Stamford, Connecticut, Nov. 17 (Bloomberg) -- Priceline.com Inc. said United Airlines, American Airlines and US Airways Group will join its service that lets consumers bid online for tickets, doubling the amount of seats the Internet retailer can sell and ending the last holdouts among big U.S. airlines.
The retailer also said it would issue warrants to each of the eight major U.S. airlines that use its service, resulting in a fourth-quarter charge of $1.1 billion. The charge is for the accounting cost of the warrants, which can be converted into 20 million shares, or about 10 percent of its common stock.The three new airlines--UAL Corp.'s United, AMR Corp.'s American and US Airways--were the only major U.S. carriers that hadn't agreed to let Priceline.com sell tickets. With the addition of United and American, the No. 1 and No. 2 U.S. carriers, Priceline.com now has access to 90 percent of the nation's market.
"We convinced these three over time that we were a good service that could improve their business," said Priceline.com Chief Executive Richard Braddock.
Shares of Stamford, Connecticut-based Priceline.com rose 8 3/4, or 13 percent, to 77 1/2 in early trading on the Nasdaq stock market. They've more than quadrupled since the company first sold shares to the public in March at 16.
The three airlines will allow Priceline.com to add 142 new cities and increase the chances that a customer will receive the price offered on a ticket, the company said.
Priceline.com began business in April 1998 selling airline tickets and has since expanded into hotel rooms, mortgages, cars and groceries. Yesterday, Priceline.com said it was testing a service with Ford Motor Co. to let customers bid for new cars through the Internet site of the world's No. 2 automaker. Next year, the retailer plans to sell long-distance telephone calls.
The agreements come six months after former AMR CEO Robert Crandall criticized airlines for joining up with Priceline.com, saying the companies were cannibalizing their own sales.
The warrants give the airlines an equity stake in Priceline.com and help the retailer ensure it gets the inventory it needs, said spokesman Brian Ek. It started issuing warrants when it signed up Delta Air Lines Inc. to encourage the No. 3 carrier to participate in its new and untested business.
Because of the new warrants, Atlanta-based Delta is restructuring its holdings in Priceline.com. On Nov. 12, Delta acquired about 16.5 million shares of common stock at 93 cents apiece, Priceline.com said.

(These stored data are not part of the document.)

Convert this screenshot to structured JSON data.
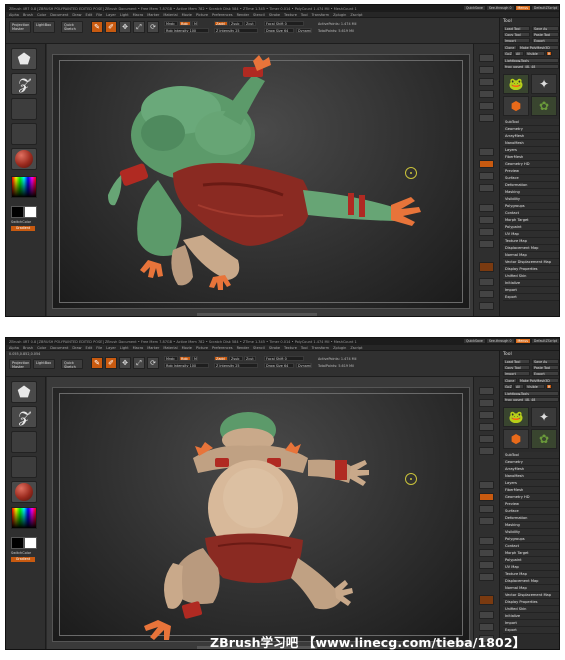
{
  "shots": [
    {
      "id": "top",
      "title_bar": "ZBrush 4R7 0.8 [ZBRUSH POLYPAINTED EDITED POSE]    ZBrush Document    • Free Mem 7.87GB • Active Mem 782 • Scratch Disk 584 • ZTime 1.345 • Timer 0.014 • PolyCount 1.474 Mil • MeshCount 1",
      "menu": [
        "Alpha",
        "Brush",
        "Color",
        "Document",
        "Draw",
        "Edit",
        "File",
        "Layer",
        "Light",
        "Macro",
        "Marker",
        "Material",
        "Movie",
        "Picture",
        "Preferences",
        "Render",
        "Stencil",
        "Stroke",
        "Texture",
        "Tool",
        "Transform",
        "Zplugin",
        "Zscript"
      ],
      "top_right": [
        "QuickSave",
        "See-through 0",
        "Menus",
        "DefaultZScript"
      ],
      "toolbar": {
        "projection_master": "Projection Master",
        "lightbox": "LightBox",
        "quick_sketch": "Quick Sketch",
        "edit": "Edit",
        "draw": "Draw",
        "move": "Move",
        "scale": "Scale",
        "rotate": "Rotate",
        "mrgb": "Mrgb",
        "rgb": "Rgb",
        "m": "M",
        "rgb_intensity": "Rgb Intensity 100",
        "zadd": "Zadd",
        "zsub": "Zsub",
        "zcut": "Zcut",
        "z_intensity": "Z Intensity 25",
        "focal_shift": "Focal Shift 0",
        "draw_size": "Draw Size 64",
        "dynamic": "Dynamic",
        "active_points": "ActivePoints: 1.474 Mil",
        "total_points": "TotalPoints: 5.619 Mil"
      },
      "left_shelf": {
        "switch_color": "SwitchColor",
        "gradient": "Gradient"
      },
      "palette": {
        "title": "Tool",
        "load_tool": "Load Tool",
        "save_as": "Save As",
        "copy_tool": "Copy Tool",
        "paste_tool": "Paste Tool",
        "import": "Import",
        "export": "Export",
        "clone": "Clone",
        "make_polymesh3d": "Make PolyMesh3D",
        "goz": "GoZ",
        "all": "All",
        "visible": "Visible",
        "r": "R",
        "lightbox_tools": "Lightbox▸Tools",
        "current_tool": "frog_posed_48. 48",
        "thumb_labels": [
          "frog_posed",
          "SimpleBrush",
          "Cylinder3D",
          "PM3D_frog"
        ],
        "menu_items": [
          "SubTool",
          "Geometry",
          "ArrayMesh",
          "NanoMesh",
          "Layers",
          "FiberMesh",
          "Geometry HD",
          "Preview",
          "Surface",
          "Deformation",
          "Masking",
          "Visibility",
          "Polygroups",
          "Contact",
          "Morph Target",
          "Polypaint",
          "UV Map",
          "Texture Map",
          "Displacement Map",
          "Normal Map",
          "Vector Displacement Map",
          "Display Properties",
          "Unified Skin",
          "Initialize",
          "Import",
          "Export"
        ]
      }
    },
    {
      "id": "bottom",
      "title_bar": "ZBrush 4R7 0.8 [ZBRUSH POLYPAINTED EDITED POSE]    ZBrush Document    • Free Mem 7.87GB • Active Mem 782 • Scratch Disk 584 • ZTime 1.345 • Timer 0.014 • PolyCount 1.474 Mil • MeshCount 1",
      "coords": "0.055,0.852,0.054"
    }
  ],
  "watermark": "ZBrush学习吧 【www.linecg.com/tieba/1802】",
  "colors": {
    "accent": "#c85a10",
    "skin_green": "#5c9a6a",
    "skin_tan": "#c9a98a",
    "cloth_red": "#8a2a22",
    "toes_orange": "#e8743a",
    "cursor_yellow": "#c9c23a"
  }
}
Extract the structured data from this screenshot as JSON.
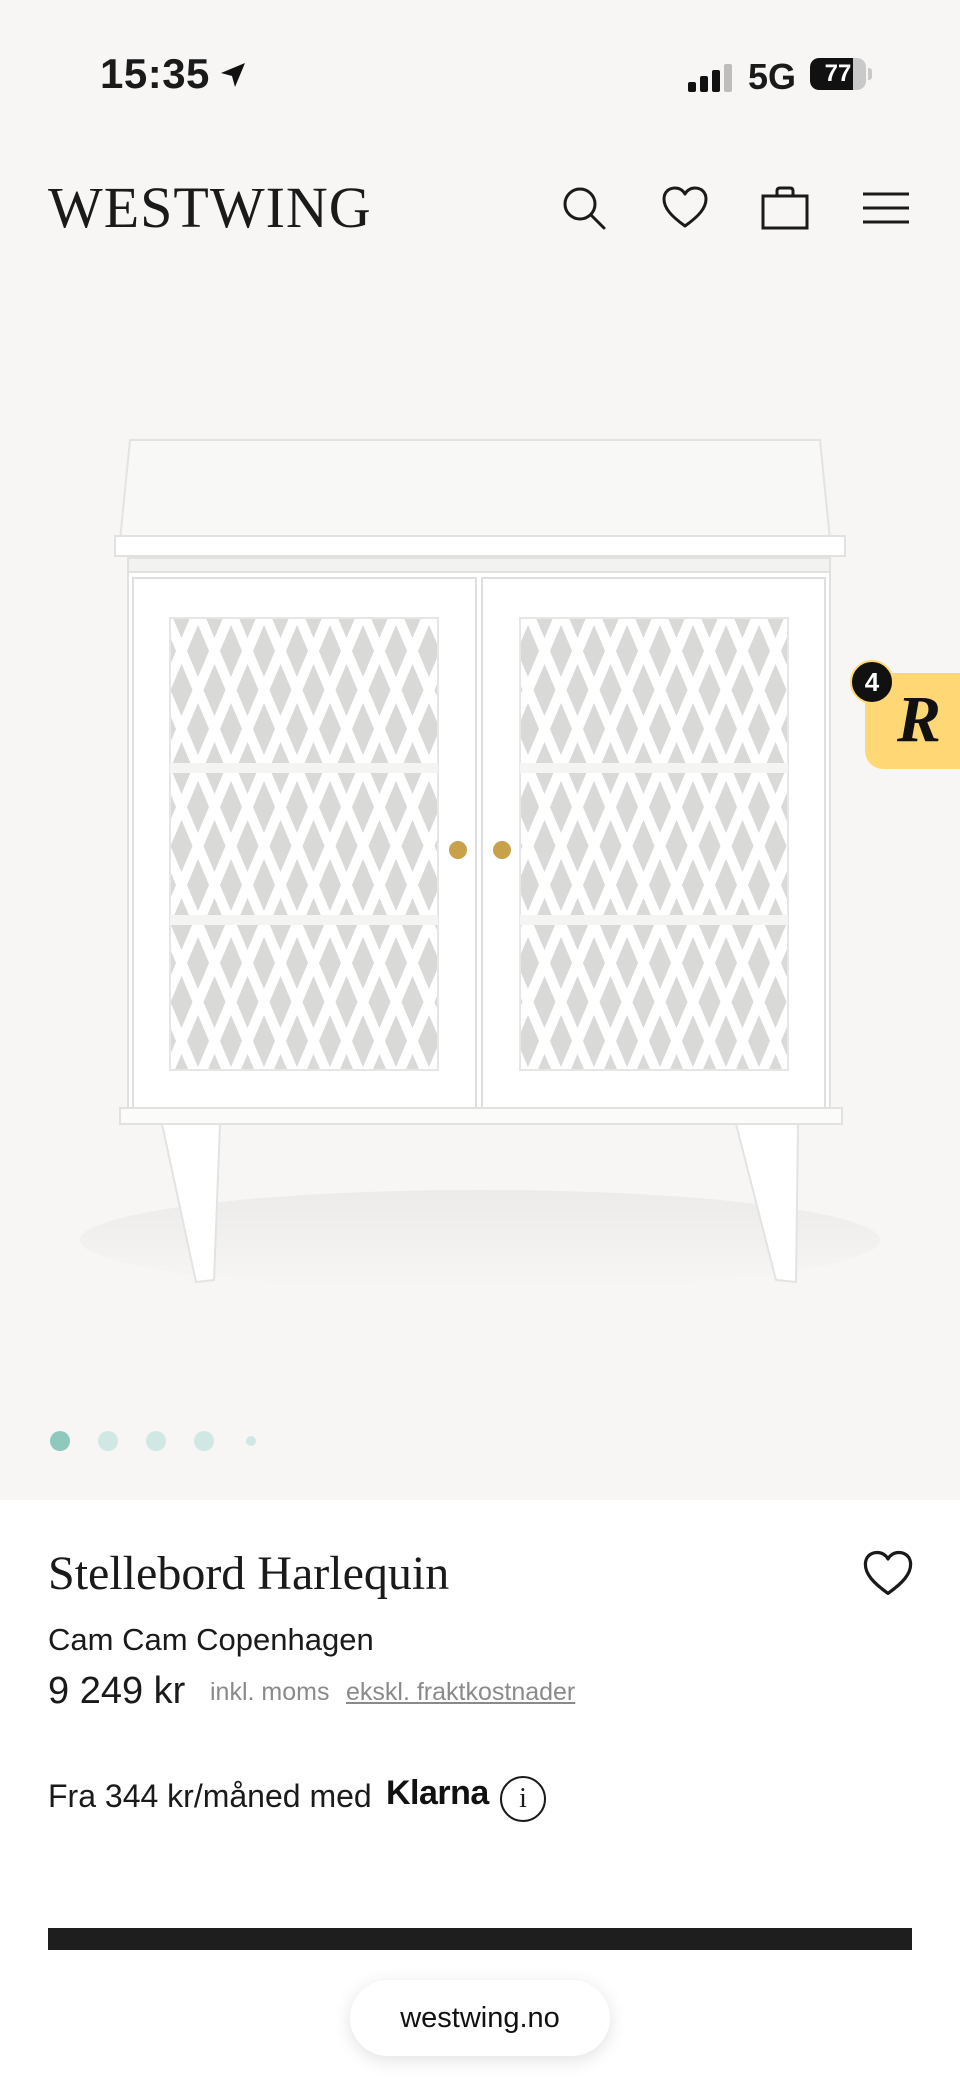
{
  "status_bar": {
    "time": "15:35",
    "network": "5G",
    "battery_percent": "77",
    "battery_level": 0.77
  },
  "header": {
    "logo": "WESTWING",
    "icons": [
      "search-icon",
      "heart-icon",
      "bag-icon",
      "menu-icon"
    ]
  },
  "gallery": {
    "image_alt": "white cabinet with harlequin-pattern glass doors",
    "dot_count": 5,
    "active_index": 0,
    "accent_active": "#8fc9be",
    "accent_inactive": "#cfe8e3"
  },
  "floating_badge": {
    "letter": "R",
    "count": "4",
    "color": "#ffd775"
  },
  "product": {
    "title": "Stellebord Harlequin",
    "brand": "Cam Cam Copenhagen",
    "price": "9 249 kr",
    "vat_note": "inkl. moms",
    "shipping_note": "ekskl. fraktkostnader"
  },
  "financing": {
    "text": "Fra 344 kr/måned med",
    "provider": "Klarna",
    "info_glyph": "i"
  },
  "browser": {
    "url": "westwing.no"
  }
}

Delta then swapped 6 million shares for the same number of a new convertible preferred stock that will pay in-kind dividends at 8 percent a year. Priceline.com can buy the preferred stock at $59.93 apiece after three years.
Delta also sold 2.1 million shares of Priceline.com common stock to the retailers' founder and Vice Chairman Jay Walker and Braddock for a total of $125 million.
Delta, American and United will each get warrants for 5.5 million common shares of Priceline.com. US Airways will get warrants for 1.5 million shares. Continental Airlines Inc., Northwest Airlines Corp., America West Airlines Inc. and Trans World Airlines Inc. will each get warrants for 500,000 shares.
Priceline.com said its 3 million customers buy more than 50,000 airline tickets each week on average.
"There's a calculation that we do that demonstrated that the airlines using Priceline were growing faster than those that weren't," Braddock said. "And the reason for that growth was basically Priceline. The airlines saw that too. They decided we were grown up enough."
United will sell tickets today, while American and US Air will start selling them in a few weeks.
Priceline.com also has about 20 major international airlines that participate in its business.